Our Silence Is Complicity (2014)
Today’s Students Suffer Behind Closed Doors
SYNOPSIS: “Fat, a joke, a low life”—these and other taunts are tossed out, at times simply for fun, to get a laugh, or to garner a brief moment of fame for others. “They do it behind your back and not to your face,” confesses one student in Our Silence Is Complicity (2014), a documentary directed by bullying prevention expert and author Gabriella van Rij [pronounced “Ray”].
In another scene, we see a seven-year-old boy making a noose with the help of his Smartphone. These and other striking images put a face on the effects of bullying when unchecked. Faced with a daily hell in the form of verbal abuse and cyber torment, some students have chosen suicide as a means of escape. Others turn to cutting and other personally harmful behavior.

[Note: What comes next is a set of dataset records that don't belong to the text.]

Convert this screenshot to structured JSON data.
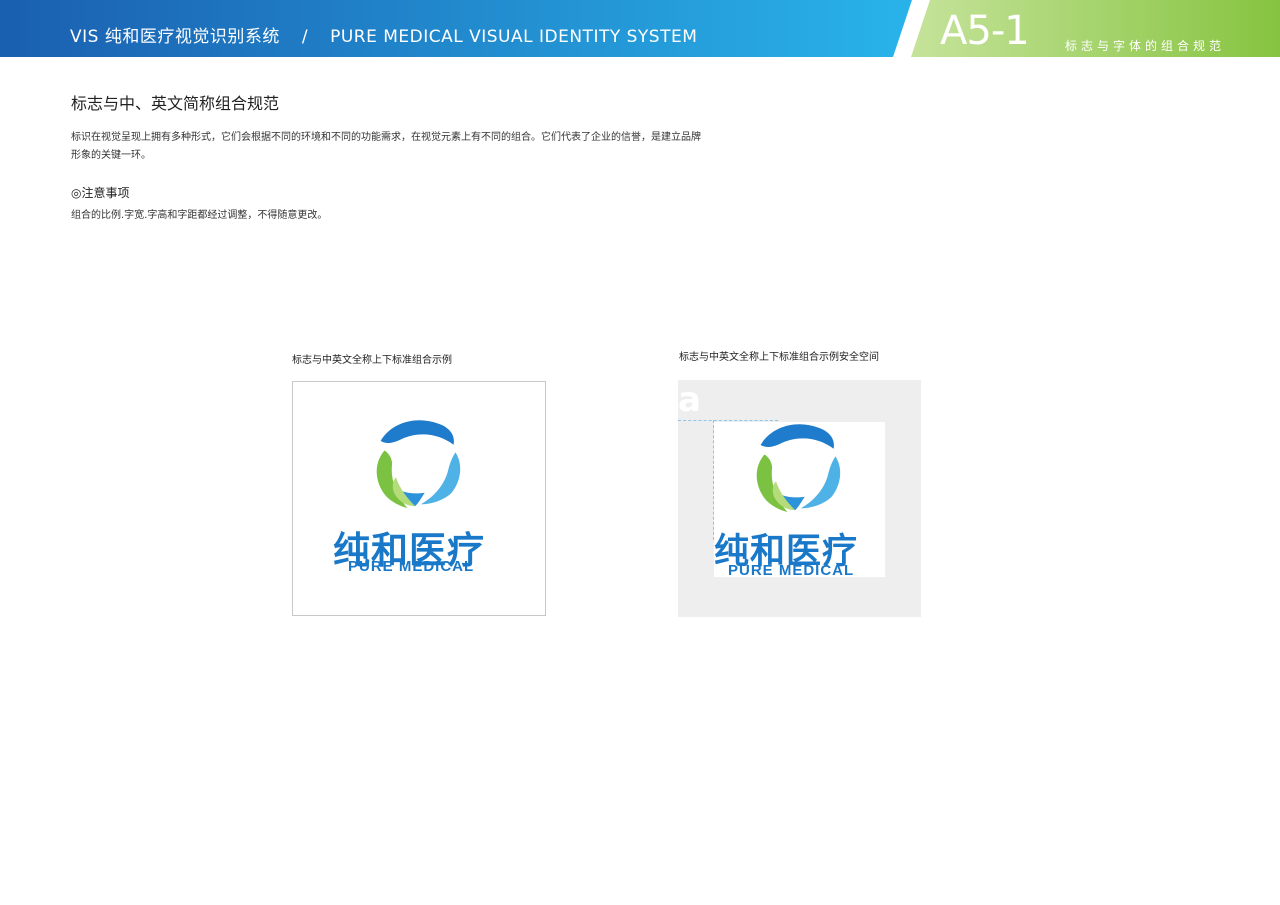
{
  "header": {
    "title_cn": "VIS  纯和医疗视觉识别系统",
    "separator": "/",
    "title_en": "PURE MEDICAL VISUAL IDENTITY SYSTEM",
    "code": "A5-1",
    "code_sub": "标志与字体的组合规范",
    "colors": {
      "blue_start": "#1a64b4",
      "blue_end": "#2ab0e8",
      "green_start": "#b5d97e",
      "green_end": "#8cc63f"
    }
  },
  "section": {
    "title": "标志与中、英文简称组合规范",
    "description": "标识在视觉呈现上拥有多种形式，它们会根据不同的环境和不同的功能需求，在视觉元素上有不同的组合。它们代表了企业的信誉，是建立品牌形象的关键一环。",
    "note_title": "◎注意事项",
    "note_text": "组合的比例.字宽.字高和字距都经过调整，不得随意更改。"
  },
  "examples": [
    {
      "caption": "标志与中英文全称上下标准组合示例",
      "logo_cn": "纯和医疗",
      "logo_en": "PURE MEDICAL"
    },
    {
      "caption": "标志与中英文全称上下标准组合示例安全空间",
      "logo_cn": "纯和医疗",
      "logo_en": "PURE MEDICAL",
      "safe_space_marker": "a"
    }
  ],
  "logo_colors": {
    "blue": "#1a78c8",
    "light_blue": "#3fa9e0",
    "green": "#7cc242",
    "light_green": "#b5dc7a"
  }
}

Through interviews with students and parents, Gabriella provides a startling glimpse of the emotional and mental minefield that students are tasked with surviving, all of which is magnified by our increasingly social media-driven world, where hurtful words can be spread a thousand fold. “Nobody strikes another coming from a positive place” says Gabriella. “Students have the ball of Human Kindness in their hands. They can be the difference. They just need a nudge from us.”

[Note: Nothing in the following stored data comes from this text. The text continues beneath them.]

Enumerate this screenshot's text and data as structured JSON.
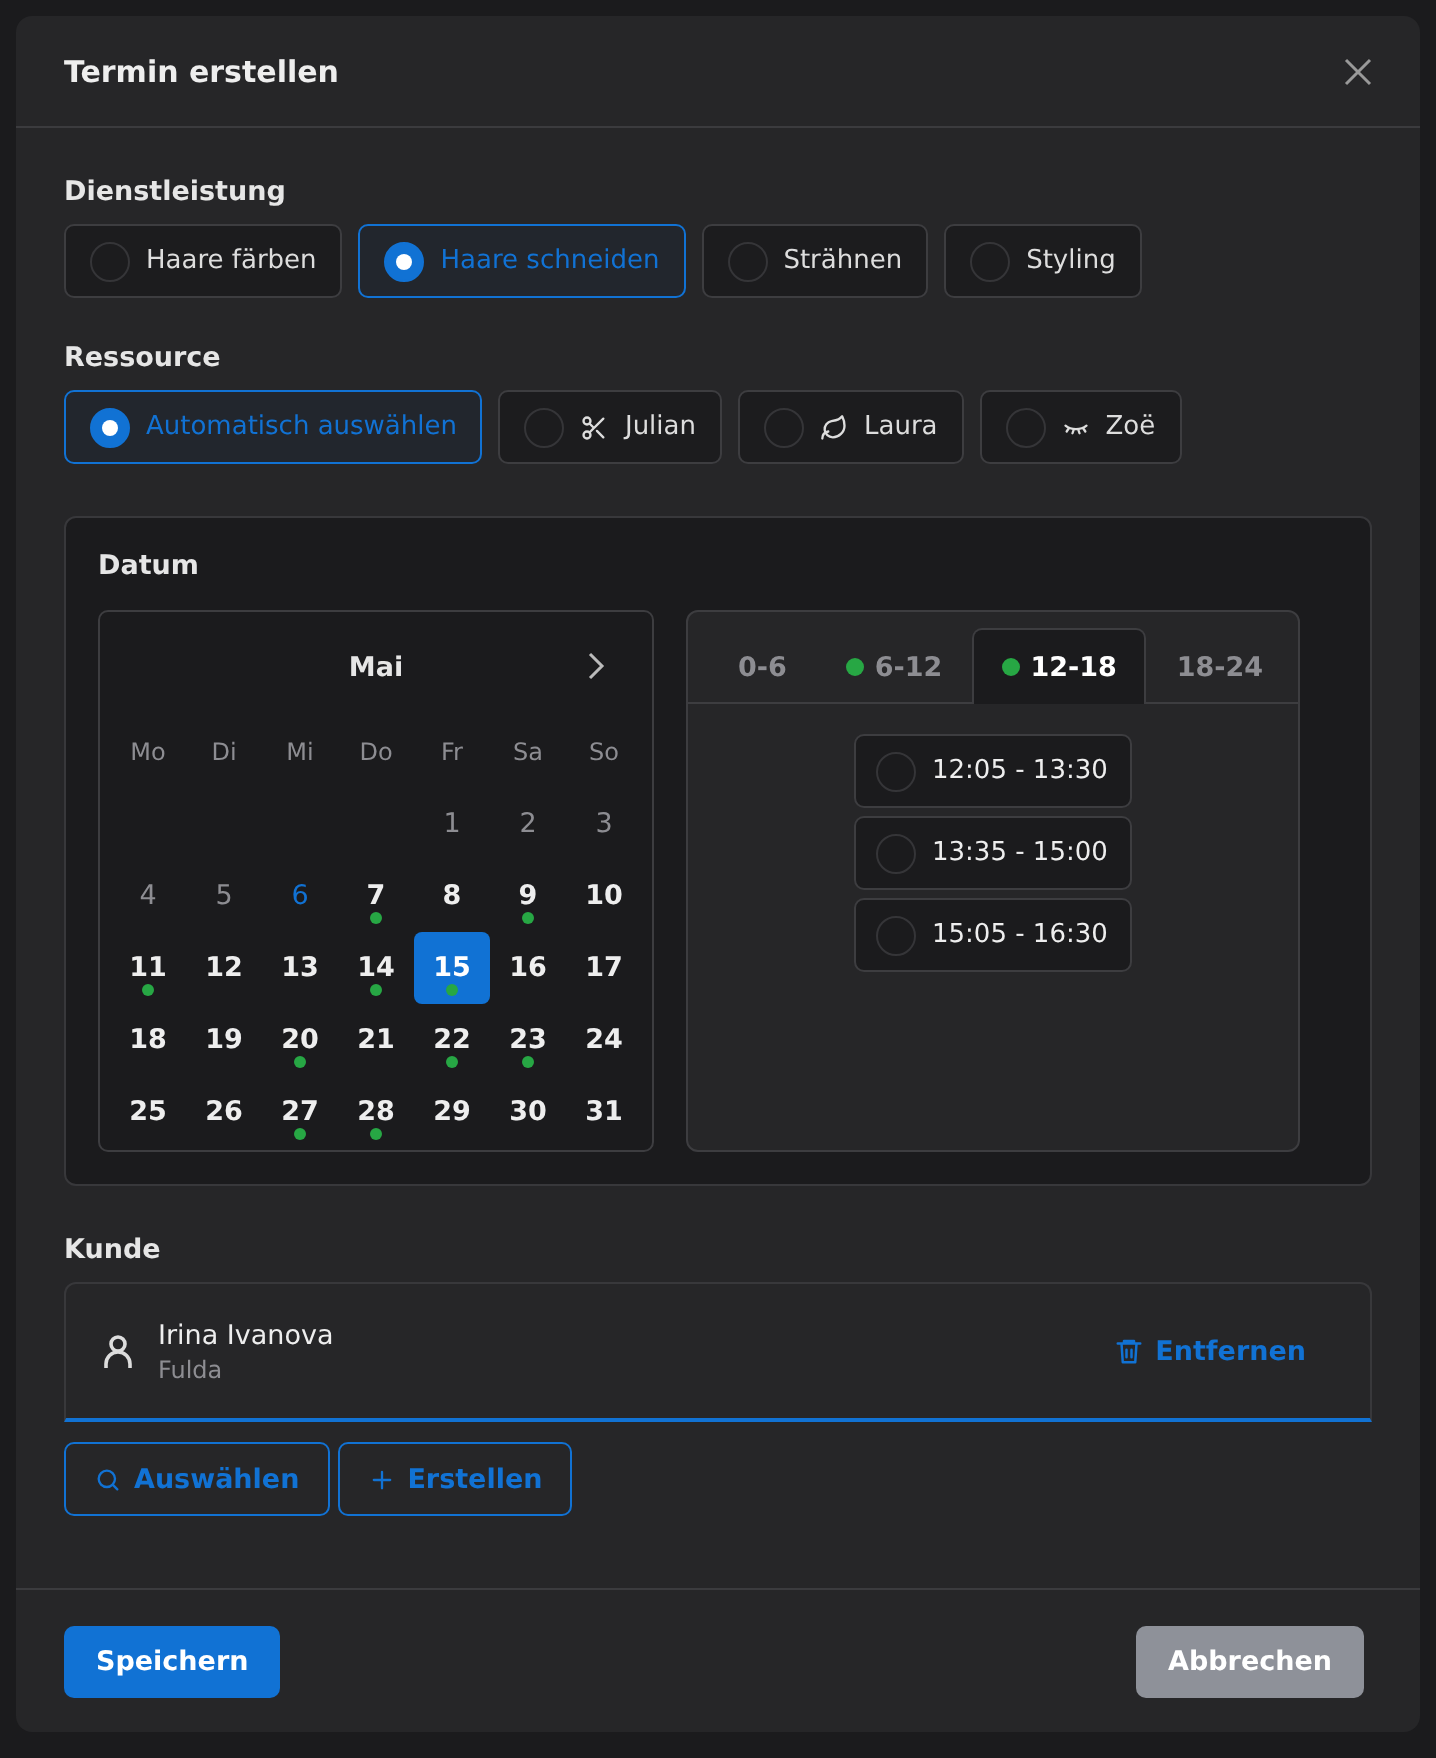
{
  "dialog": {
    "title": "Termin erstellen"
  },
  "service": {
    "label": "Dienstleistung",
    "options": [
      {
        "label": "Haare färben",
        "selected": false
      },
      {
        "label": "Haare schneiden",
        "selected": true
      },
      {
        "label": "Strähnen",
        "selected": false
      },
      {
        "label": "Styling",
        "selected": false
      }
    ]
  },
  "resource": {
    "label": "Ressource",
    "options": [
      {
        "label": "Automatisch auswählen",
        "selected": true,
        "kind": "plain"
      },
      {
        "label": "Julian",
        "selected": false,
        "kind": "scissors"
      },
      {
        "label": "Laura",
        "selected": false,
        "kind": "leaf"
      },
      {
        "label": "Zoë",
        "selected": false,
        "kind": "lashes"
      }
    ]
  },
  "date": {
    "label": "Datum",
    "calendar": {
      "month": "Mai",
      "weekdays": [
        "Mo",
        "Di",
        "Mi",
        "Do",
        "Fr",
        "Sa",
        "So"
      ],
      "days": [
        {
          "kind": "blank"
        },
        {
          "kind": "blank"
        },
        {
          "kind": "blank"
        },
        {
          "kind": "blank"
        },
        {
          "kind": "day",
          "label": "1",
          "past": true,
          "today": false,
          "available": false,
          "selected": false
        },
        {
          "kind": "day",
          "label": "2",
          "past": true,
          "today": false,
          "available": false,
          "selected": false
        },
        {
          "kind": "day",
          "label": "3",
          "past": true,
          "today": false,
          "available": false,
          "selected": false
        },
        {
          "kind": "day",
          "label": "4",
          "past": true,
          "today": false,
          "available": false,
          "selected": false
        },
        {
          "kind": "day",
          "label": "5",
          "past": true,
          "today": false,
          "available": false,
          "selected": false
        },
        {
          "kind": "day",
          "label": "6",
          "past": false,
          "today": true,
          "available": false,
          "selected": false
        },
        {
          "kind": "day",
          "label": "7",
          "past": false,
          "today": false,
          "available": true,
          "selected": false
        },
        {
          "kind": "day",
          "label": "8",
          "past": false,
          "today": false,
          "available": false,
          "selected": false
        },
        {
          "kind": "day",
          "label": "9",
          "past": false,
          "today": false,
          "available": true,
          "selected": false
        },
        {
          "kind": "day",
          "label": "10",
          "past": false,
          "today": false,
          "available": false,
          "selected": false
        },
        {
          "kind": "day",
          "label": "11",
          "past": false,
          "today": false,
          "available": true,
          "selected": false
        },
        {
          "kind": "day",
          "label": "12",
          "past": false,
          "today": false,
          "available": false,
          "selected": false
        },
        {
          "kind": "day",
          "label": "13",
          "past": false,
          "today": false,
          "available": false,
          "selected": false
        },
        {
          "kind": "day",
          "label": "14",
          "past": false,
          "today": false,
          "available": true,
          "selected": false
        },
        {
          "kind": "day",
          "label": "15",
          "past": false,
          "today": false,
          "available": true,
          "selected": true
        },
        {
          "kind": "day",
          "label": "16",
          "past": false,
          "today": false,
          "available": false,
          "selected": false
        },
        {
          "kind": "day",
          "label": "17",
          "past": false,
          "today": false,
          "available": false,
          "selected": false
        },
        {
          "kind": "day",
          "label": "18",
          "past": false,
          "today": false,
          "available": false,
          "selected": false
        },
        {
          "kind": "day",
          "label": "19",
          "past": false,
          "today": false,
          "available": false,
          "selected": false
        },
        {
          "kind": "day",
          "label": "20",
          "past": false,
          "today": false,
          "available": true,
          "selected": false
        },
        {
          "kind": "day",
          "label": "21",
          "past": false,
          "today": false,
          "available": false,
          "selected": false
        },
        {
          "kind": "day",
          "label": "22",
          "past": false,
          "today": false,
          "available": true,
          "selected": false
        },
        {
          "kind": "day",
          "label": "23",
          "past": false,
          "today": false,
          "available": true,
          "selected": false
        },
        {
          "kind": "day",
          "label": "24",
          "past": false,
          "today": false,
          "available": false,
          "selected": false
        },
        {
          "kind": "day",
          "label": "25",
          "past": false,
          "today": false,
          "available": false,
          "selected": false
        },
        {
          "kind": "day",
          "label": "26",
          "past": false,
          "today": false,
          "available": false,
          "selected": false
        },
        {
          "kind": "day",
          "label": "27",
          "past": false,
          "today": false,
          "available": true,
          "selected": false
        },
        {
          "kind": "day",
          "label": "28",
          "past": false,
          "today": false,
          "available": true,
          "selected": false
        },
        {
          "kind": "day",
          "label": "29",
          "past": false,
          "today": false,
          "available": false,
          "selected": false
        },
        {
          "kind": "day",
          "label": "30",
          "past": false,
          "today": false,
          "available": false,
          "selected": false
        },
        {
          "kind": "day",
          "label": "31",
          "past": false,
          "today": false,
          "available": false,
          "selected": false
        }
      ]
    },
    "time_tabs": [
      {
        "label": "0-6",
        "selected": false,
        "available": false
      },
      {
        "label": "6-12",
        "selected": false,
        "available": true
      },
      {
        "label": "12-18",
        "selected": true,
        "available": true
      },
      {
        "label": "18-24",
        "selected": false,
        "available": false
      }
    ],
    "slots": [
      {
        "label": "12:05 - 13:30",
        "selected": false
      },
      {
        "label": "13:35 - 15:00",
        "selected": false
      },
      {
        "label": "15:05 - 16:30",
        "selected": false
      }
    ]
  },
  "customer": {
    "label": "Kunde",
    "name": "Irina Ivanova",
    "city": "Fulda",
    "remove": "Entfernen",
    "buttons": [
      {
        "label": "Auswählen",
        "kind": "search"
      },
      {
        "label": "Erstellen",
        "kind": "add"
      }
    ]
  },
  "footer": {
    "save": "Speichern",
    "cancel": "Abbrechen"
  }
}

Gabriella is small but mighty. She has a great story to tell and is really passionate about helping others and empowering the world to be a kinder place.
—Jennifer Verscha. Illinois
Hearing Gabriella and the firsthand account of parents that have suffered as a result of their child being bullied brought on a guttural feeling of pain and empathy. We think that bullying is just a few words. We tell our kids to be strong. “Sticks and stones will break my bones but words will never hurt me.” How wrong I was.–Pat Brown. Davenport, Iowa
Hear Me Now (2015)
Produced by Bill Cornelius, Zac Adams, Steven C. Knapp, Mike Stryker
Gabriella’s anti-bullying expertise is featured in Hear Me Now (2015).
SYNOPSIS: “Hear Me Now” strives to become the quintessential anti school bullying documentary to change and save the lives of those who have experienced bullying.
It encourages reassurance that there is a light at the end of the tunnel, and that those experiencing bullying are not alone.
It focuses on harsh realities and the positive steps that are being taken to raise awareness and prevent school bullying.
Shot through a series of moving testimonials and poignant reenactments, “Hear Me Now” is sure to reach into the hearts and minds of many.
“Hear Me Now” features compelling and informative on-camera interviews with Columbine survivor Craig Scott, anti-bullying activist Kirk Smalley, who tragically lost his son to suicide, and dozens who have been affected by bullying and continue to be affected, giving viewers a candid look inside the world of bullying and the inspiration to find hope amidst the darkness. Director Bill Cornelius speaks about the film: “The inspiration came from my own personal experiences with bullying when I was in middle school. Like many, those experiences had a lasting impact on my life,” he mentions. “Since then, I’ve wanted to leverage my work in the film industry to help those dealing with the same issues that I once dealt with.”
Surprisingly, although bullying is a huge problem in many schools, the producers found that institutions were reluctant to participate in the production.
“Bullying seems to be a very taboo subject for many American schools and, unfortunately, they feel the best course of action is to sweep the issue under the rug with hopes that it goes away,” Cornelius states. “We found that the schools that were very open and receptive to us all had some form of anti-bullying program in place, which I think is very telling.”